Monday, February 15, 2016

Hold On to Them

This morning I was thinking about a play I watched with my students last month entitled, "Mother Hicks."   It was an excellent UVU Noorda Theatre production and I was unexpectedly surprised at our students appropriate theatre behavior.  As such, I actually listened to and enjoyed the play set in the era of the Great Depression.  There was one scene that particularly moved me to tears.  My students were curious about my tears and I made up some lame explanation of why I was crying. I've had a little time to mull it over in my mind and wanted to flesh it out this morning in my blog.

The dialog takes place between the main character and her past foster care parent she finds living as a hobo with his son.  She had originally been abandoned because this family could not longer afford to take care of her. She discovers her foster siblings have been pawned off to various families to care for them or work for them. The dialogue ensues, "You had a family but you just threw it all away. "  The desolate looking father replies, "I just couldn't hold on to them. "  She shoots back, "You could have held on to them."  As she walks away and he asks where she is going, she states, "What do you care?"

Perhaps the power of the scene came from identifying closely with the  "thrown away" little girl and also the forlorn, trodden down man.  I've been working with a handful of students for the past 5 years that have been similarly abandoned- thrown away children with failed adoptions that nobody wants back because they are too dangerous and unstable; or a little girl who was literally thrown in a garbage dumpster; or severely traumatized children taken away by social services with parents who "couldn't hold on" to their own children because of drugs, neglect, or physical or sexual abuse rendering the child's environment unsafe.  Yet parent and child yearn for each other, even if it's subconsciously.  The child's pain of being discarded-for whatever reason and how it affects their ability to trust and care for others.  The parent's despair that they were unable to care for their children and keep them close.  It's a desolate scene played out daily in social services.

I probably identified more with the father.  As he explained the various locations of his would be family, I thought of my own children-where they are-what they are doing.  Who is taking care of them or how they are learning to take care of themselves.  Though they are now all technically "adults" learning to take care of themselves, I will always want to care for them in some form or fashion.  They are my children I'm desperately trying to "hold on to"  not just for this life but throughout the eternities.

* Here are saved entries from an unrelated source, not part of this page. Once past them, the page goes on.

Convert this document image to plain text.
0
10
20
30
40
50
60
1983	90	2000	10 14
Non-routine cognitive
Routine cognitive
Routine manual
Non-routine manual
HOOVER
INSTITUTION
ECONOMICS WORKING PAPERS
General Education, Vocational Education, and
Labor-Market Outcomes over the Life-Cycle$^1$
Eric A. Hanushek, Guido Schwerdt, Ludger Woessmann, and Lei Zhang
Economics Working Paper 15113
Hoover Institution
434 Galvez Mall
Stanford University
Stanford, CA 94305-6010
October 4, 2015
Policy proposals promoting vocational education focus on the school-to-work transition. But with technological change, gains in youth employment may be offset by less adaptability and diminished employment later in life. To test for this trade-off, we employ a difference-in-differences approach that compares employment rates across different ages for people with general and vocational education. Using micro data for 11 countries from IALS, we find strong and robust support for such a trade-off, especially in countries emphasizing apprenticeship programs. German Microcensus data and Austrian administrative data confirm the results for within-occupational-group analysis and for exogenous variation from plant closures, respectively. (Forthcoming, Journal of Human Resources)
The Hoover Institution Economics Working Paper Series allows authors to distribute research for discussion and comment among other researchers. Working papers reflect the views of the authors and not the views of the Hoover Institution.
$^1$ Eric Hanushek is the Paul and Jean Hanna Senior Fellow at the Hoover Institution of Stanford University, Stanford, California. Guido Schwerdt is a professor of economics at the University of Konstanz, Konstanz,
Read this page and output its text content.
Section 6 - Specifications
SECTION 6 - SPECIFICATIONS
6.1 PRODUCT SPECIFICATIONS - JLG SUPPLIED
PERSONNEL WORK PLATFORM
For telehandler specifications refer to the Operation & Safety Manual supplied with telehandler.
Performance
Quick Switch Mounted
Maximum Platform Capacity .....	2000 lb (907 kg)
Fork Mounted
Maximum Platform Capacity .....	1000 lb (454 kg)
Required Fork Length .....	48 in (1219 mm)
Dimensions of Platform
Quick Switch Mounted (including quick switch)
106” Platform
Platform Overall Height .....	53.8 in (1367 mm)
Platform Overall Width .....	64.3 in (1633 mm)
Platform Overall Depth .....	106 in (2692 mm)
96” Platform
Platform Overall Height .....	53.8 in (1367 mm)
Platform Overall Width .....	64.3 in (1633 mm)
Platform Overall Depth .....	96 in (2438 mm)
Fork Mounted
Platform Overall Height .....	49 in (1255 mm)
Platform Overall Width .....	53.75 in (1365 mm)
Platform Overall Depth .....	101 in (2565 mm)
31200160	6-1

I picture clasped hands as a child dangles over a deep abyss-"don't let him fall." How both parent and child desperately seek to "hold on."  Don't let go.  Not only gravity, but entropy, the gradual decline of order, threatens to tear us apart; separating families forever.  Destruction of the family into chaos is ever present.  The temple is like a great celestial observatory-not only see what's coming (impending cosmic doom) but to prepare for it with it's opposite-creation and order.  The ordinances-to put in order-to seal together families.  The temple and the gospel of Jesus Christ give us everything we need to help us "hold on to" our precious families.  I don't want my children to walk away shaking their heads and accusing me of "not caring."  I care.  I'm committed to hold on to them.  And though I do not have super-human strength, I have access to someone who does...Jesus Christ.  It is his strong arm in whom I can trust to strengthen my resolve to "hold on."